Methods: All patients planned for SDD after G-tube placement from February 2021-February 2022 were identified. Chart review was performed to identify demographic information, successful same-day discharge or reason for postoperative admission, time to first postoperative feed, length of stay (LOS), and complications requiring emergency department evaluation, readmission, or reoperation. Telephone followup at two weeks postoperatively was conducted to evaluate satisfaction with the SDD protocol.

Results: Forty-nine patients were eligible for SDD with a median age of 1.1 years [IQR 0.7, 4.4]. Forty-two (86%) patients were successfully discharged the same day with a median LOS of 7.5 hours [6.7, 8.1], and seven (14%) were admitted postoperatively for further education or emesis with a median LOS of 30.4 hours [26.9, 31.2]. Median time to initiation of feeds was 2.3 hours [1.7, 2.9]. Eight (16%) patients were evaluated in the emergency department within 30 days postoperatively, resulting in two readmissions: one for peristomal erythema and fever requiring oral antibiotics at 21 days and one for G-tube dislodgement requiring reoperation and replacement at 28 days.

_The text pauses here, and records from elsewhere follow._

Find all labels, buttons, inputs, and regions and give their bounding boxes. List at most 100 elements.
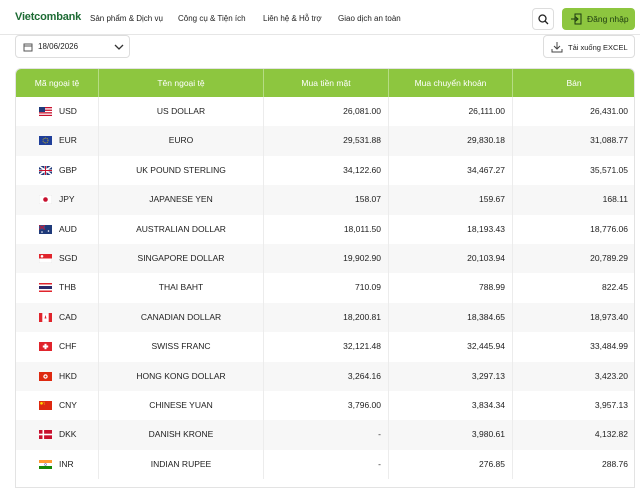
currency-code: CHF bbox=[59, 341, 77, 352]
menu-item[interactable]: Sản phẩm & Dịch vụ bbox=[90, 14, 163, 23]
currency-code: JPY bbox=[59, 194, 75, 205]
table-row: INR INDIAN RUPEE -276.85 288.76 bbox=[16, 449, 634, 480]
cell: EUR bbox=[16, 126, 99, 156]
currency-code: INR bbox=[59, 458, 74, 469]
cell: 31,088.77 bbox=[513, 126, 634, 155]
cell: 26,431.00 bbox=[513, 97, 634, 126]
cell: GBP bbox=[16, 155, 99, 186]
flag-icon bbox=[39, 342, 52, 352]
cell: - bbox=[264, 449, 389, 480]
column-header: Bán bbox=[513, 69, 634, 97]
column-header: Mua chuyển khoản bbox=[389, 69, 513, 97]
menu-item[interactable]: Liên hệ & Hỗ trợ bbox=[263, 14, 322, 23]
table-row: THB THAI BAHT 710.09 788.99 822.45 bbox=[16, 273, 634, 303]
login-icon bbox=[571, 13, 582, 25]
cell: DKK bbox=[16, 420, 99, 450]
cell: SWISS FRANC bbox=[99, 332, 264, 362]
currency-code: CAD bbox=[59, 311, 77, 322]
table-row: CNY CHINESE YUAN 3,796.00 3,834.34 3,957.13 bbox=[16, 391, 634, 421]
search-button[interactable] bbox=[532, 8, 554, 30]
cell: 34,122.60 bbox=[264, 155, 389, 186]
cell: 159.67 bbox=[389, 185, 513, 215]
cell: 26,081.00 bbox=[264, 97, 389, 127]
cell: 3,957.13 bbox=[513, 391, 634, 420]
table-row: EUR EURO 29,531.88 29,830.18 31,088.77 bbox=[16, 126, 634, 156]
cell: 3,297.13 bbox=[389, 361, 513, 391]
cell: 710.09 bbox=[264, 273, 389, 303]
date-value: 18/06/2026 bbox=[38, 42, 79, 51]
table-row: USD US DOLLAR 26,081.00 26,111.00 26,431.00 bbox=[16, 97, 634, 127]
table-row: GBP UK POUND STERLING 34,122.60 34,467.27 35… bbox=[16, 155, 634, 186]
menu-item[interactable]: Công cụ & Tiện ích bbox=[178, 14, 246, 23]
cell: 288.76 bbox=[513, 450, 634, 479]
cell: 18,384.65 bbox=[389, 302, 513, 333]
cell: SGD bbox=[16, 244, 99, 274]
rate-table: Mã ngoại tệ Tên ngoại tệ Mua tiền mặt Mua c… bbox=[15, 68, 635, 488]
cell: EURO bbox=[99, 126, 264, 156]
cell: - bbox=[264, 420, 389, 450]
cell: 3,423.20 bbox=[513, 362, 634, 391]
flag-icon bbox=[39, 430, 52, 440]
flag-icon bbox=[39, 312, 52, 322]
download-icon bbox=[551, 42, 563, 53]
logo[interactable]: Vietcombank bbox=[15, 11, 82, 23]
cell: 4,132.82 bbox=[513, 420, 634, 449]
table-row: HKD HONG KONG DOLLAR 3,264.16 3,297.13 3,423… bbox=[16, 361, 634, 391]
cell: 20,103.94 bbox=[389, 244, 513, 274]
menu-item[interactable]: Giao dịch an toàn bbox=[338, 14, 401, 23]
cell: THB bbox=[16, 273, 99, 303]
currency-code: DKK bbox=[59, 429, 77, 440]
cell: 32,445.94 bbox=[389, 332, 513, 362]
table-row: CAD CANADIAN DOLLAR 18,200.81 18,384.65 18,9… bbox=[16, 302, 634, 333]
cell: 3,834.34 bbox=[389, 391, 513, 421]
cell: SINGAPORE DOLLAR bbox=[99, 244, 264, 274]
currency-code: THB bbox=[59, 282, 76, 293]
table-row: JPY JAPANESE YEN 158.07 159.67 168.11 bbox=[16, 185, 634, 215]
cell: HONG KONG DOLLAR bbox=[99, 361, 264, 391]
cell: AUSTRALIAN DOLLAR bbox=[99, 214, 264, 244]
cell: JPY bbox=[16, 185, 99, 215]
cell: 3,980.61 bbox=[389, 420, 513, 450]
cell: 158.07 bbox=[264, 185, 389, 215]
cell: DANISH KRONE bbox=[99, 420, 264, 450]
table-row: SGD SINGAPORE DOLLAR 19,902.90 20,103.94 20,… bbox=[16, 244, 634, 274]
cell: HKD bbox=[16, 361, 99, 391]
cell: 3,796.00 bbox=[264, 391, 389, 421]
flag-icon bbox=[39, 165, 52, 175]
cell: CAD bbox=[16, 302, 99, 333]
cell: 26,111.00 bbox=[389, 97, 513, 127]
flag-icon bbox=[39, 136, 52, 146]
cell: THAI BAHT bbox=[99, 273, 264, 303]
flag-icon bbox=[39, 195, 52, 205]
cell: 19,902.90 bbox=[264, 244, 389, 274]
column-header: Mua tiền mặt bbox=[264, 69, 389, 97]
currency-code: EUR bbox=[59, 135, 77, 146]
page: Vietcombank Sản phẩm & Dịch vụ Công cụ &… bbox=[0, 8, 640, 488]
cell: 20,789.29 bbox=[513, 244, 634, 273]
cell: US DOLLAR bbox=[99, 97, 264, 127]
cell: 33,484.99 bbox=[513, 332, 634, 361]
login-label: Đăng nhập bbox=[587, 14, 629, 24]
cell: AUD bbox=[16, 214, 99, 244]
flag-icon bbox=[39, 283, 52, 293]
flag-icon bbox=[39, 224, 52, 234]
login-button[interactable]: Đăng nhập bbox=[562, 8, 635, 30]
flag-icon bbox=[39, 254, 52, 263]
cell: INDIAN RUPEE bbox=[99, 449, 264, 480]
download-label: Tải xuống EXCEL bbox=[568, 43, 628, 52]
cell: CHF bbox=[16, 332, 99, 362]
currency-code: USD bbox=[59, 106, 77, 116]
cell: 18,011.50 bbox=[264, 214, 389, 244]
table-row: DKK DANISH KRONE -3,980.61 4,132.82 bbox=[16, 420, 634, 450]
cell: USD bbox=[16, 97, 99, 127]
cell: 18,973.40 bbox=[513, 303, 634, 332]
download-button[interactable]: Tải xuống EXCEL bbox=[543, 35, 635, 58]
cell: 18,200.81 bbox=[264, 302, 389, 333]
currency-code: SGD bbox=[59, 253, 78, 263]
currency-code: HKD bbox=[59, 370, 77, 381]
cell: 18,776.06 bbox=[513, 215, 634, 244]
cell: 168.11 bbox=[513, 185, 634, 214]
cell: 35,571.05 bbox=[513, 156, 634, 185]
cell: 788.99 bbox=[389, 273, 513, 303]
date-picker[interactable]: 18/06/2026 bbox=[15, 35, 130, 58]
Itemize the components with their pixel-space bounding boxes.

On two-week telephone follow-up, 42 caretakers (100%) felt that their education was adequate for same-day discharge and felt comfortable with the same-day discharge protocol. Six (14%) caretakers stated their child's pain was not well controlled at some point between discharge and survey follow-up, and three caretakers (7%) called a provider within the first 24 hours for issues with pain. Forty-one caretakers (98%) expressed satisfaction going home the day of surgery.

Conclusions: Caretaker satisfaction and comfort with same-day discharge following laparoscopic G-tube placement are high, ascribed to comprehensive preoperative education and anticipatory guidance. Validation of caretaker satisfaction with same-day discharge or expedited discharge protocols should be a necessary component of protocol implementation as there is great value in assessing not only comfort but areas of improvement that are best evaluated by caretakers themselves. As the pediatric surgery community moves towards less resource intense, more cost-efficient practices, including the caretaker perspective in protocol development and implementation is pertinent. Without inquiry of patient and caretaker concerns, evaluation of these protocols should be considered incomplete.